If Trump does not go after Hillary Clinton on his first day in office, if he instead focuses, as his acceptance speech indicated he might, on the unifying project of investing in infrastructure (which, not coincidentally, would provide an instant opportunity to reward his cronies and himself), it will be foolish to breathe a sigh of relief. Trump has made his plans clear, and he has made a compact with his voters to carry them out. These plans include not only dismantling legislation such as Obamacare but also doing away with judicial restraint—and, yes, punishing opponents.
To begin jailing his political opponents, or just one opponent, Trump will begin by trying to capture members of the judicial system.
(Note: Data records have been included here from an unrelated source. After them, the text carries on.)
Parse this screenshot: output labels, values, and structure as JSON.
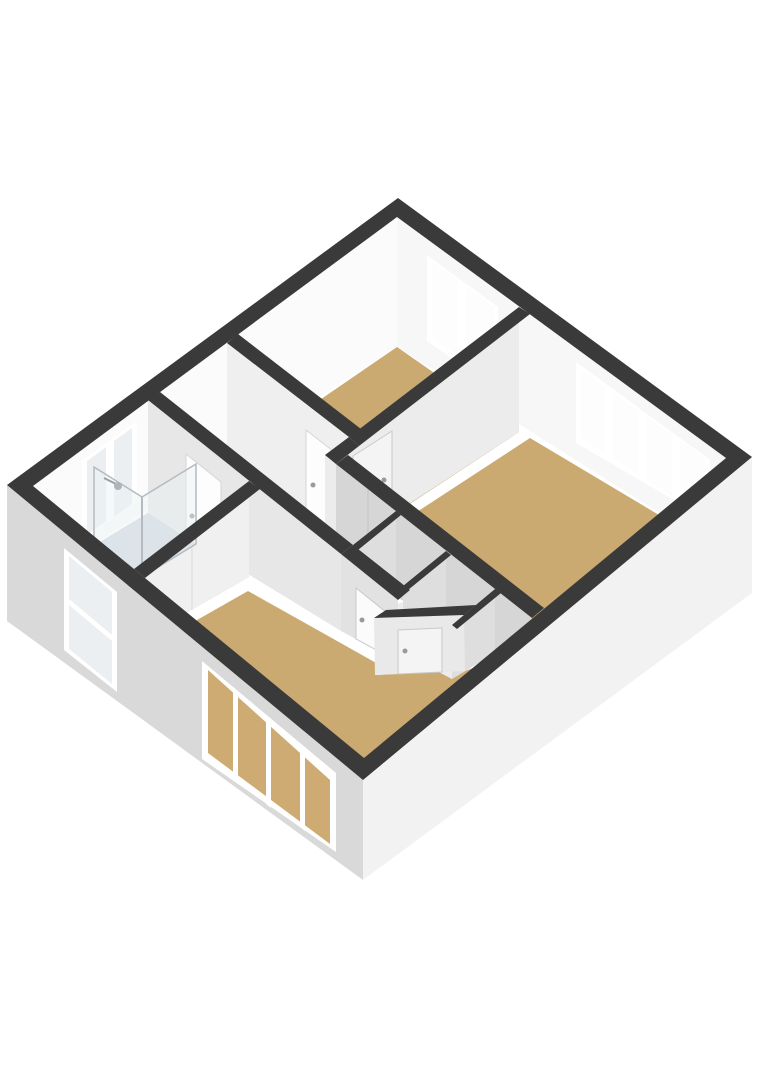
{
  "scene": {
    "kind": "3d-floorplan-render",
    "view": "isometric-top-down",
    "background": "#ffffff",
    "rooms": [
      {
        "id": "bedroom-top",
        "floor": "tan"
      },
      {
        "id": "bedroom-right",
        "floor": "tan"
      },
      {
        "id": "bedroom-bottom",
        "floor": "tan"
      },
      {
        "id": "bathroom",
        "floor": "blue-grey"
      },
      {
        "id": "landing",
        "floor": "tan"
      },
      {
        "id": "closet-a",
        "floor": "white"
      },
      {
        "id": "closet-b",
        "floor": "white"
      }
    ],
    "features": [
      "stairwell-opening",
      "stairs",
      "shower-enclosure",
      "shower-head",
      "interior-doors",
      "windows-ne-facade",
      "window-nw-facade",
      "windows-sw-facade-exterior"
    ]
  },
  "colors": {
    "background": "#ffffff",
    "wall_top": "#3a3a3a",
    "floor_tan": "#cbaa72",
    "floor_tan_deep": "#c5a468",
    "floor_bath": "#c3cdd6",
    "shower_tray": "#cfd8e0",
    "facade_sw": "#d9d9d9",
    "facade_se": "#f2f2f2",
    "face_ne_interior": "#f7f7f7",
    "face_nw_interior": "#fbfbfb",
    "face_bright": "#efefef",
    "face_light": "#ececec",
    "face_mid": "#dedede",
    "face_dim": "#d6d6d6",
    "face_soft": "#e7e7e7",
    "face_soft2": "#e2e2e2",
    "face_cham": "#e9e9e9",
    "face_bathwall": "#f0f0f0",
    "cell_floor": "#ececec",
    "window_frame": "#ffffff",
    "pane_bright": "#fdfdfd",
    "pane_cool": "#eceff1",
    "pane_tan": "#cdab72",
    "door_white": "#fbfbfb",
    "door_bright": "#fdfdfd",
    "door_soft": "#f4f4f4",
    "door_stroke": "#c9c9c9",
    "handle": "#9a9a9a",
    "stair_hole": "#1a1a1a",
    "tread_a": "#f5f5f5",
    "tread_b": "#e3e3e3",
    "glass": "rgba(236,241,244,0.45)",
    "glass_frame": "#b4bac0",
    "seam": "rgba(0,0,0,0.06)"
  }
}
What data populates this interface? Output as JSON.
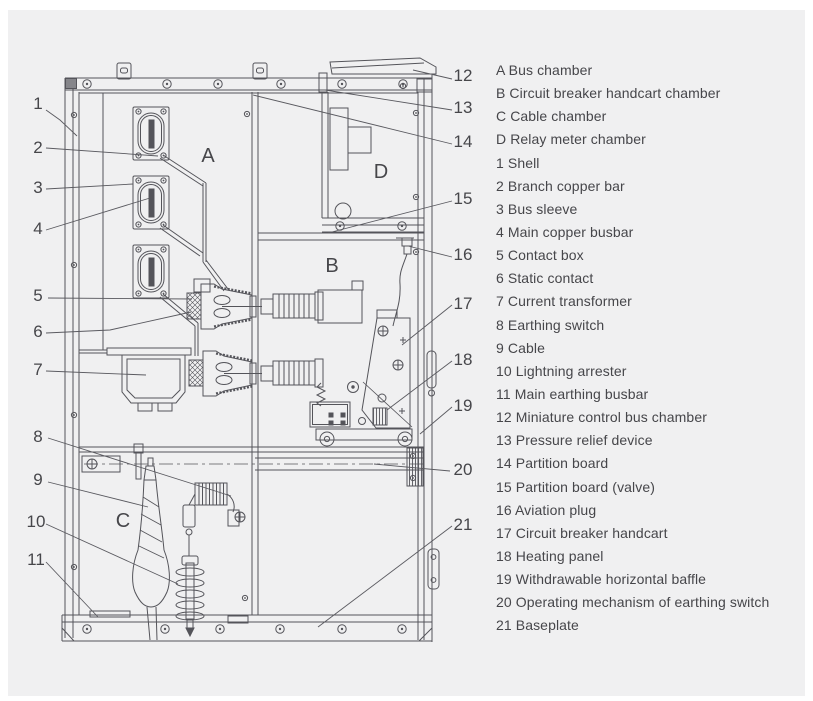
{
  "colors": {
    "background": "#f0f0f1",
    "line": "#54545a",
    "text": "#46464a"
  },
  "chambers": {
    "a": "A",
    "b": "B",
    "c": "C",
    "d": "D"
  },
  "callouts": {
    "c1": "1",
    "c2": "2",
    "c3": "3",
    "c4": "4",
    "c5": "5",
    "c6": "6",
    "c7": "7",
    "c8": "8",
    "c9": "9",
    "c10": "10",
    "c11": "11",
    "c12": "12",
    "c13": "13",
    "c14": "14",
    "c15": "15",
    "c16": "16",
    "c17": "17",
    "c18": "18",
    "c19": "19",
    "c20": "20",
    "c21": "21"
  },
  "legend": {
    "items": [
      "A Bus chamber",
      "B Circuit breaker handcart chamber",
      "C Cable chamber",
      "D Relay meter chamber",
      "1 Shell",
      "2 Branch copper bar",
      "3 Bus sleeve",
      "4 Main copper busbar",
      "5 Contact box",
      "6 Static contact",
      "7 Current transformer",
      "8 Earthing switch",
      "9 Cable",
      "10 Lightning arrester",
      "11 Main earthing busbar",
      "12 Miniature control bus chamber",
      "13 Pressure relief device",
      "14 Partition board",
      "15 Partition board (valve)",
      "16 Aviation plug",
      "17 Circuit breaker handcart",
      "18 Heating panel",
      "19 Withdrawable horizontal baffle",
      "20 Operating mechanism of earthing switch",
      "21 Baseplate"
    ]
  }
}
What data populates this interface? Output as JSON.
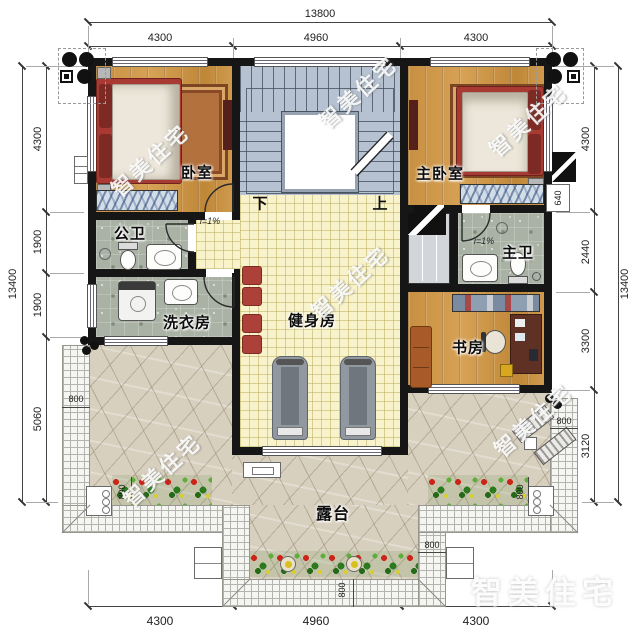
{
  "plan": {
    "watermark": "智美住宅",
    "rooms": {
      "bedroom": "卧室",
      "master_bedroom": "主卧室",
      "public_bath": "公卫",
      "master_bath": "主卫",
      "laundry": "洗衣房",
      "gym": "健身房",
      "study": "书房",
      "terrace": "露台"
    },
    "stairs": {
      "down": "下",
      "up": "上"
    },
    "slope": "i=1%",
    "dims": {
      "top_overall": "13800",
      "top_segments": [
        "4300",
        "4960",
        "4300"
      ],
      "left_overall": "13400",
      "left_segments": [
        "4300",
        "1900",
        "1900",
        "5060"
      ],
      "right_overall": "13400",
      "right_segments": [
        "4300",
        "2440",
        "3300",
        "3120"
      ],
      "bottom_segments": [
        "4300",
        "4960",
        "4300"
      ],
      "walkway": "800",
      "flue": "640"
    }
  }
}
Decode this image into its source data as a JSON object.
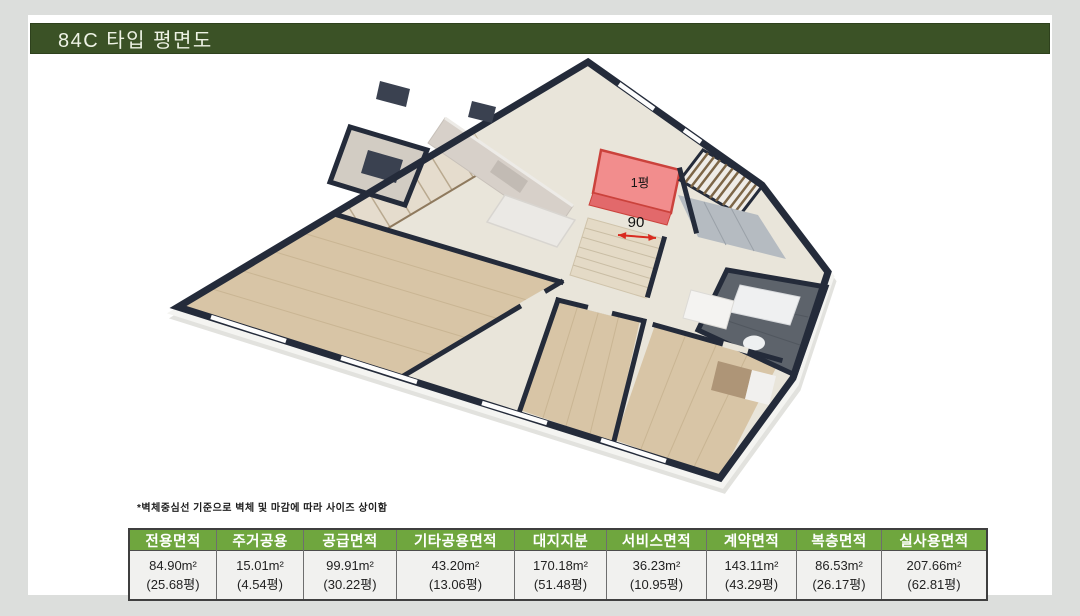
{
  "title": "84C 타입 평면도",
  "plan": {
    "area_label": "1평",
    "dim_label": "90",
    "colors": {
      "wall": "#242b3a",
      "floor": "#e9e5da",
      "wood": "#d8c5a6",
      "highlight_red": "#f28d8d",
      "arrow_red": "#d92b20",
      "title_green": "#3b5226",
      "header_green": "#6fa63e"
    }
  },
  "footnote": "*벽체중심선 기준으로 벽체 및 마감에 따라 사이즈 상이함",
  "table": {
    "cols": [
      {
        "h": "전용면적",
        "v1": "84.90m²",
        "v2": "(25.68평)"
      },
      {
        "h": "주거공용",
        "v1": "15.01m²",
        "v2": "(4.54평)"
      },
      {
        "h": "공급면적",
        "v1": "99.91m²",
        "v2": "(30.22평)"
      },
      {
        "h": "기타공용면적",
        "v1": "43.20m²",
        "v2": "(13.06평)"
      },
      {
        "h": "대지지분",
        "v1": "170.18m²",
        "v2": "(51.48평)"
      },
      {
        "h": "서비스면적",
        "v1": "36.23m²",
        "v2": "(10.95평)"
      },
      {
        "h": "계약면적",
        "v1": "143.11m²",
        "v2": "(43.29평)"
      },
      {
        "h": "복층면적",
        "v1": "86.53m²",
        "v2": "(26.17평)"
      },
      {
        "h": "실사용면적",
        "v1": "207.66m²",
        "v2": "(62.81평)"
      }
    ]
  }
}
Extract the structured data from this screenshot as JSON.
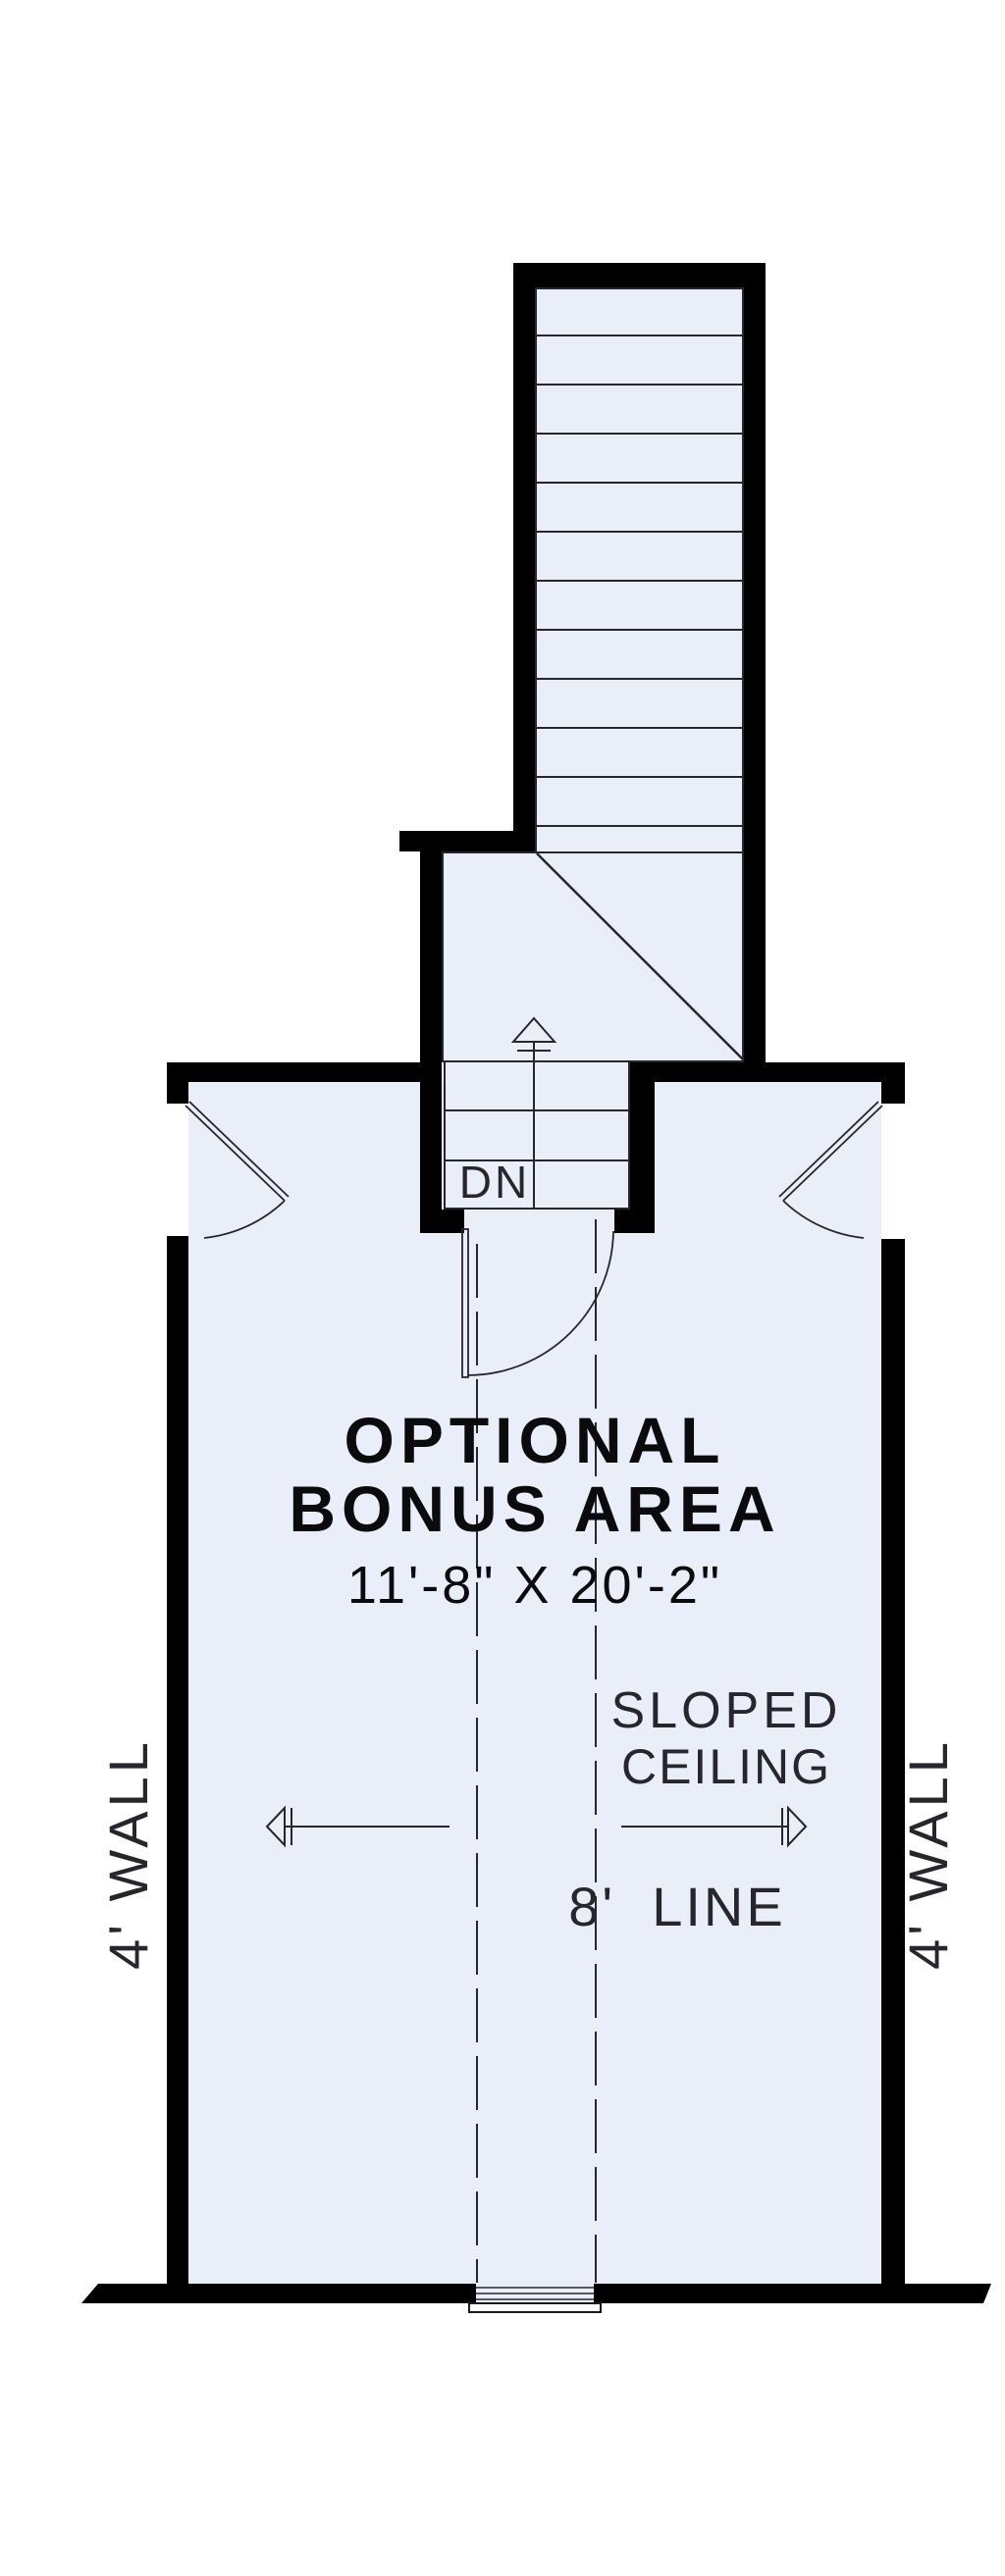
{
  "plan": {
    "room": {
      "title_line1": "OPTIONAL",
      "title_line2": "BONUS AREA",
      "dimensions": "11'-8\" X 20'-2\""
    },
    "annotations": {
      "sloped_line1": "SLOPED",
      "sloped_line2": "CEILING",
      "eight_line_label": "8'  LINE",
      "left_wall_label": "4' WALL",
      "right_wall_label": "4' WALL",
      "stair_direction_label": "DN"
    },
    "colors": {
      "background": "#ffffff",
      "floor_fill": "#e9eef9",
      "wall": "#000000",
      "linework": "#26262c",
      "heavy_text": "#0b0b0e",
      "light_text": "#26262c"
    }
  }
}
Observers and even activists functioning in the normal-election mode are fixated on the Supreme Court as the site of the highest-risk impending Trump appointment. There is little doubt that Trump will appoint someone who will cause the Court to veer to the right; there is also the risk that it might be someone who will wreak havoc with the very culture of the high court. And since Trump plans to use the judicial system to carry out his political vendettas, his pick for attorney general will be no less important. Imagine former New York Mayor Rudy Giuliani or New Jersey Governor Chris Christie going after Hillary Clinton on orders from President Trump; quite aside from their approach to issues such as the Geneva Conventions, the use of police powers, criminal justice reforms, and other urgent concerns.